While FY2024 funding for the EPA was cut by just under 10 percent, accounts impacting clean-water agencies were spared mainly from significant spending cuts, including the Clean Water State Revolving Fund (CWSRF), which was appropriated $1.638 billion for FY2024, keeping it at the FY2023 spending levels.

However, members of Congress have directed $787 million (48 percent) of CWSRF’s FY2024 budget for “community project funding,” also known as earmarks. While CWSRF FY2024 spending directed to earmarks is slightly less than FY2023 earmarks, the funding of earmarks directly from CWSRF’s appropriation continues to be a significant policy concern for NACWA.

In addition, the FY2024 allocation for the Drinking Water State Revolving Fund (DWSRF)—a federal-state partnership that provides funding and technical assistance to help water systems and states achieve the health protection objectives of the Safe Drinking Water Act—is $1.126 billion, but $609 million (54 percent) of that appropriation is directed toward congressional earmarks.

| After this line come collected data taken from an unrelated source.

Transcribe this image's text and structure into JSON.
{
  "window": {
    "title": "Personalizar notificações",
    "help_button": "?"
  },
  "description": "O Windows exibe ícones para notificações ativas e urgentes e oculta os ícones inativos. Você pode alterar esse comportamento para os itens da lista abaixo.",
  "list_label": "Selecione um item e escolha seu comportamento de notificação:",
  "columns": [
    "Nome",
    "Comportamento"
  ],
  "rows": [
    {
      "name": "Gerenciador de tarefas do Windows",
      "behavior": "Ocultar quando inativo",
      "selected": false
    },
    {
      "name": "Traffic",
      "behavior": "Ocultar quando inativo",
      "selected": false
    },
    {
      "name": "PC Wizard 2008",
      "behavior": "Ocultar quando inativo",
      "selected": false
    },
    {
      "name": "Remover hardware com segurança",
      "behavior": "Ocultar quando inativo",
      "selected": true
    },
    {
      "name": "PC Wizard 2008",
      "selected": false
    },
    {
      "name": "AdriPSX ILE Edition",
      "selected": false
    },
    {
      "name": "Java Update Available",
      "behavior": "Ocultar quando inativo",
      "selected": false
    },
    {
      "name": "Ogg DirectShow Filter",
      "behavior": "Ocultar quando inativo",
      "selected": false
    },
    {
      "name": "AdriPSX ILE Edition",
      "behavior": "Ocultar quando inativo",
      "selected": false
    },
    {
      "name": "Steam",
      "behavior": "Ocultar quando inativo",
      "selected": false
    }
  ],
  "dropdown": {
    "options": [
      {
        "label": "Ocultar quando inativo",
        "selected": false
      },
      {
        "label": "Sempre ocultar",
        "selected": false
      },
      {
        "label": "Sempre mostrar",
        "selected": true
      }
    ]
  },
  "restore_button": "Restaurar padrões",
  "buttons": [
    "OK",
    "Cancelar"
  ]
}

The percentage of earmarks for CWSRF and DWSRF is the clean-water advocacy group, the National Association of Clean Water Agencies (NACWA), concerned that the earmarks will be paid for from the DWSRF capitalization grants. “Our concern is that any dollar going towards earmarks won’t be available for the states to loan out to the municipalities that have water projects,” Kristina Surfus, NACWA’s managing director for government affairs, told The Driller.

However, suppose CWSRF and DWSRF did not contain any earmarks. In that case, NACWA does not believe those programs would face cuts like other EPA programs “because the level (of funding) provided by Congress for those programs is similar to recent years (allocations),” Surfus said.